I Noticed the Comment Too

... but I don't have your eye for skating form. That's an interesting observation and I'll have to try to watch more closely. Joey Cheek is big on skaters keeping their hips level and steady and getting pressure all the way through every push, which seems like another good thing to work on during casual skating.

eebee's picture

Stomping through the pavement.

Oh well that's very generous of you :-). 

I'm not sure if this is what you mean in what Joey Cheek recommended, but while I was out skating this weekend in very cold weather for Georgia (35 - 38 actual degrees F., 27 - 29 windchill if I plugged it in right), I found it very tough going on the uphills on the way back. As a diversion I imagined what it might be like to compete in cross country skiing, because no matter how difficult skating seemed at that moment, it had to be easier than that! I started trying to imitate that motion the best I could, minus the poles. This caused me to stomp harder on the pavement and push all the way through the stride. I shocked myself by picking up a lot of speed at that point (and also wore myself out).  So yes - definitely a good thing to try to remember the rest of the time.

I also thought more about this sideways on ice, backwards indoor issue, and concluded to myself that there's so much focus on turns with indoor I'm sure there's really no point worrying about a regular push. 

timv's picture

Food for thought

Much food for thought there, eebee. I watched some hockey technique videos (inspired by a Joey Cheek comment about hockey players who cross over to speed skating and how "easy on their skates" they are) and that's all about transitions, even learning to push straight back when accelerating from a dead stop.

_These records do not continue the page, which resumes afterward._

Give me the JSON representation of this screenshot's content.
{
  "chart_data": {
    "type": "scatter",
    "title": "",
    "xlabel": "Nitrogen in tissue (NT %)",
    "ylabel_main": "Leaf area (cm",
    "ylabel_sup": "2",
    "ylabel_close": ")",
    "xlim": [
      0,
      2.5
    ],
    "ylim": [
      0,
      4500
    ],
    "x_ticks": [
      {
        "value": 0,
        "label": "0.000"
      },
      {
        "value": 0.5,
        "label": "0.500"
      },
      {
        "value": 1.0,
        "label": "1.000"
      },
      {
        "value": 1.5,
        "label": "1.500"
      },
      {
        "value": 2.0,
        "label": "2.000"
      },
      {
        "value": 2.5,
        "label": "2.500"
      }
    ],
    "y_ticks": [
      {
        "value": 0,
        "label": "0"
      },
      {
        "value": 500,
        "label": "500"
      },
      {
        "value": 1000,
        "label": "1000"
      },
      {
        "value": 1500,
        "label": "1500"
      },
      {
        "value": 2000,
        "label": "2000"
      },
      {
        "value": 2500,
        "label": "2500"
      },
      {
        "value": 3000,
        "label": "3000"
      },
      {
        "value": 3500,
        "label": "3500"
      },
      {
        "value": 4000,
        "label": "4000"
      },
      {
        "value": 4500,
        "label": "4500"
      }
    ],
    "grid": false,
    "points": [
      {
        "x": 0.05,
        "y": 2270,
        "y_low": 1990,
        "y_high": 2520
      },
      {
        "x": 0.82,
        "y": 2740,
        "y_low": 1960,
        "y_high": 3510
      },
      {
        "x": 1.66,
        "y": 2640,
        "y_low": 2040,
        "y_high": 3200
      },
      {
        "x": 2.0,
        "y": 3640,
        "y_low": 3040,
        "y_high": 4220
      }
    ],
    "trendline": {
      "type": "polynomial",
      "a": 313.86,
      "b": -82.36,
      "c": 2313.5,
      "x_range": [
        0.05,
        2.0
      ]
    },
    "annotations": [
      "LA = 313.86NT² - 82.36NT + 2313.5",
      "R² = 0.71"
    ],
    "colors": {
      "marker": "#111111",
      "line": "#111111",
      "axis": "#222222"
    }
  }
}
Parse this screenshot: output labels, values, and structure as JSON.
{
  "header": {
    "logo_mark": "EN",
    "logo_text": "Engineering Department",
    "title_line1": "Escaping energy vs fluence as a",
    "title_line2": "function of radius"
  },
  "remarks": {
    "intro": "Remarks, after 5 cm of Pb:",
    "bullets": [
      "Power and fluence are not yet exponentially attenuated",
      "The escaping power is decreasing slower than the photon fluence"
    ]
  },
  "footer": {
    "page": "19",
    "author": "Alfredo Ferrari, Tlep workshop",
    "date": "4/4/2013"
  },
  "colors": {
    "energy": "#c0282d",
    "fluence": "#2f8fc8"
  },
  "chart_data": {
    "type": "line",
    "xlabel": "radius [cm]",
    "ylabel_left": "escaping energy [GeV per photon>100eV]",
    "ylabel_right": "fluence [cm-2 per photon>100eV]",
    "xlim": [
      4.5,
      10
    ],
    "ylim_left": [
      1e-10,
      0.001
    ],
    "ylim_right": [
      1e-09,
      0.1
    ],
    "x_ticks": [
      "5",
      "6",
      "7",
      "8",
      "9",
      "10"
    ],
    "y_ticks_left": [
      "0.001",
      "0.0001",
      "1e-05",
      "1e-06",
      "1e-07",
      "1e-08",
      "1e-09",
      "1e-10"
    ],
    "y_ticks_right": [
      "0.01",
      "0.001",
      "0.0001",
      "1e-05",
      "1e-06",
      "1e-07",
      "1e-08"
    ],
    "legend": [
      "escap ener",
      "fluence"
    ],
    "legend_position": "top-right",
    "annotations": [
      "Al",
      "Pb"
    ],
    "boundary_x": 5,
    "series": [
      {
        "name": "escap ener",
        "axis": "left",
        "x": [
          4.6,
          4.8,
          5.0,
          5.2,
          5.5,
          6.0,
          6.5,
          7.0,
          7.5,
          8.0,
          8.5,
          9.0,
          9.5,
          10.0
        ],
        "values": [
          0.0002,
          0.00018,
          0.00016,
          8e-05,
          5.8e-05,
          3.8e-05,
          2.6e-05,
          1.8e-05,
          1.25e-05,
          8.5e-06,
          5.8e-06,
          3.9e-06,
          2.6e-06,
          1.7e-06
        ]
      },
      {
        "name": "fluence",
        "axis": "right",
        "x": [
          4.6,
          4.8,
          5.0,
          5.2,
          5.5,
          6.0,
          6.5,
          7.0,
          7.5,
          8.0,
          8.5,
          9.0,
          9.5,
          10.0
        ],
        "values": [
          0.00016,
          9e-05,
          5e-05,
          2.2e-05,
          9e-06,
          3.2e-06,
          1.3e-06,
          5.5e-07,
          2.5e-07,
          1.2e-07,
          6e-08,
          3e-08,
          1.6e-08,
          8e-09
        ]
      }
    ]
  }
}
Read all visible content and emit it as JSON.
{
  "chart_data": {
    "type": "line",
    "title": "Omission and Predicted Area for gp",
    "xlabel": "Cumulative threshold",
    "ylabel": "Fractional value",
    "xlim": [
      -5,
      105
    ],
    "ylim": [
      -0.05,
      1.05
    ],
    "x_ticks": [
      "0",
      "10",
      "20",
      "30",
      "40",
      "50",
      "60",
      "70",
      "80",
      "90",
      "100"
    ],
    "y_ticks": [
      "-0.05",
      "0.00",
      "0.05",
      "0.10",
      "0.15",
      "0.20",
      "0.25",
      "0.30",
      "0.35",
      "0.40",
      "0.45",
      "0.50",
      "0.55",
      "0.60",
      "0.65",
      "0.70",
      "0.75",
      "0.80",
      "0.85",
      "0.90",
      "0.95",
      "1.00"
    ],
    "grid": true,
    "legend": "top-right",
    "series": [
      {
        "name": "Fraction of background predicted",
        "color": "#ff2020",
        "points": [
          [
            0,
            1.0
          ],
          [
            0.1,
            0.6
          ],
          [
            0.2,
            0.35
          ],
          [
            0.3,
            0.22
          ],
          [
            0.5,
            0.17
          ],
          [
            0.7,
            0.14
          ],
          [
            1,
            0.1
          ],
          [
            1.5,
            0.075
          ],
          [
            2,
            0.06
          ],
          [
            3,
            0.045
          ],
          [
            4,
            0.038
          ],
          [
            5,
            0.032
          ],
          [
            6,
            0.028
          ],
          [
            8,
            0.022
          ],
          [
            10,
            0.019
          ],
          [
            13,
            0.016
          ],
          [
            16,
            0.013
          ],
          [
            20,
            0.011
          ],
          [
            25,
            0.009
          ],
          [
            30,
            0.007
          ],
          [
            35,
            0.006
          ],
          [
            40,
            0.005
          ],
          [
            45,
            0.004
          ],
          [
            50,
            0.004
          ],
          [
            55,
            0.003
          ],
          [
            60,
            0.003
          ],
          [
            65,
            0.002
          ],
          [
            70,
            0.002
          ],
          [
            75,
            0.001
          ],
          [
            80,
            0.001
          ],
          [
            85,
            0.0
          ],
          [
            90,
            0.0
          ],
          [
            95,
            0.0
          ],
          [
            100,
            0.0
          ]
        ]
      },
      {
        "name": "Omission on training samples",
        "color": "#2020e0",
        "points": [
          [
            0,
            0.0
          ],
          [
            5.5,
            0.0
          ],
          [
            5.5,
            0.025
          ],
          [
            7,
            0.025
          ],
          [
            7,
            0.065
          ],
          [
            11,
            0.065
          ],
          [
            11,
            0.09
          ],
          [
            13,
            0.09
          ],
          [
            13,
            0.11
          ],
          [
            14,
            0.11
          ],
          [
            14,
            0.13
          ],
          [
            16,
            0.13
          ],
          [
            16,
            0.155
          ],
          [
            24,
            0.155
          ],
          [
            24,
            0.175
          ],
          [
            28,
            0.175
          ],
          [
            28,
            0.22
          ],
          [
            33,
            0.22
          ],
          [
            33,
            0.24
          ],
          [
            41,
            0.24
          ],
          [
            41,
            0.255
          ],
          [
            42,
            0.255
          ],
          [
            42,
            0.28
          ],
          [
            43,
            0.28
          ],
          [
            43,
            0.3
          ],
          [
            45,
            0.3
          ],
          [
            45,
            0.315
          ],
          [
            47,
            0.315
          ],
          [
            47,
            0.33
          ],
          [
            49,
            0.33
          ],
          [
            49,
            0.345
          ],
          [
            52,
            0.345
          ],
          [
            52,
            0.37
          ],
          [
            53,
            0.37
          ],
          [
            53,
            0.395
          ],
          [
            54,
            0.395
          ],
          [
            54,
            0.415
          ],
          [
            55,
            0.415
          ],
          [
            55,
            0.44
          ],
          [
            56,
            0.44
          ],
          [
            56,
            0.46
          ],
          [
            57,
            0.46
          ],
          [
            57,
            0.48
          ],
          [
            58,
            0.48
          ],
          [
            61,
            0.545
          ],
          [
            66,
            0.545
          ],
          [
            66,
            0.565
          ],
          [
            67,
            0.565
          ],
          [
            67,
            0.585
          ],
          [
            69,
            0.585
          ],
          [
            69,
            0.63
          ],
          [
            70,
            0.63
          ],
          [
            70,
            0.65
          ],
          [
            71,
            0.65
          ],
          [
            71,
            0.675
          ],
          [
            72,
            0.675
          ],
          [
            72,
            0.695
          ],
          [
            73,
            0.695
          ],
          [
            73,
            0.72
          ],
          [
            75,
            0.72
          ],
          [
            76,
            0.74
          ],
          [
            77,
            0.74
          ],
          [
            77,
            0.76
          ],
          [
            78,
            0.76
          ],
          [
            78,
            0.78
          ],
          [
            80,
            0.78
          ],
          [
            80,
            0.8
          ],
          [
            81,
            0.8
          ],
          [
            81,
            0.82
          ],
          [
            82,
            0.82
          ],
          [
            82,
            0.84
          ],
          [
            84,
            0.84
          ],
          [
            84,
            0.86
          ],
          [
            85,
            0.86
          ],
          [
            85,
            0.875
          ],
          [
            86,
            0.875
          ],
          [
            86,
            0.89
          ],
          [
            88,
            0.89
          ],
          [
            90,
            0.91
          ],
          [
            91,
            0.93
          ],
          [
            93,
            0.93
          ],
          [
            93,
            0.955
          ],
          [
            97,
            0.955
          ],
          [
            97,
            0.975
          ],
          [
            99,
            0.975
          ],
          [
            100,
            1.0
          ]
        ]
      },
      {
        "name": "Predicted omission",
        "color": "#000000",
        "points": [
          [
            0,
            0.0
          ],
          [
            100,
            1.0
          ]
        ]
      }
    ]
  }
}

On my recent Country Park visits, I've been thinking about how easy it is to fall into the habit of skating up the hills hard, then coasting the downhills and flats and maybe making a few flippy pushes while standing upright until the next hill. I'm trying to focus more on skating in a low position with full-length pushes, working on form and range of motion. It might not be the fast way around the park, or the easiest way, but I think it gives me more of what I go there for. And I often think about the effect of the free leg, swinging that quite heavy appendage, which I believe matters more than most realize.

Anyway, for your analysis enjoyment, here's video of the mighty Sven Kramer and his teammates in past years, including lots of inline skating beginning around the 3:00 mark.


(Be prepared to mute audio or be overcome by the Eurodisco soundtrack.)

One more thing re Theron Sands: I re-watched some of the US Olympic Trials, which I still had saved on my dvr, and noticed that he also competed in the 5000 meters event. His attempt wasn't televised but his time was in the results, and he finished 10th, notably 6 places lower and 18 seconds slower than four-time Olympian K.C. Boutiette, who at 47 years old is only 6 years younger than Sands!

eebee's picture

Training Video

That's one way to make sure your muscles are being worked out - fear of dropping weights on your head.  Very enjoyable video! Thanks. They do look a lot more ice-skatey on the road with their inlines, and it does look like they're maximizing the swing of the recovery leg. They are skating super low there. Good training inspiration!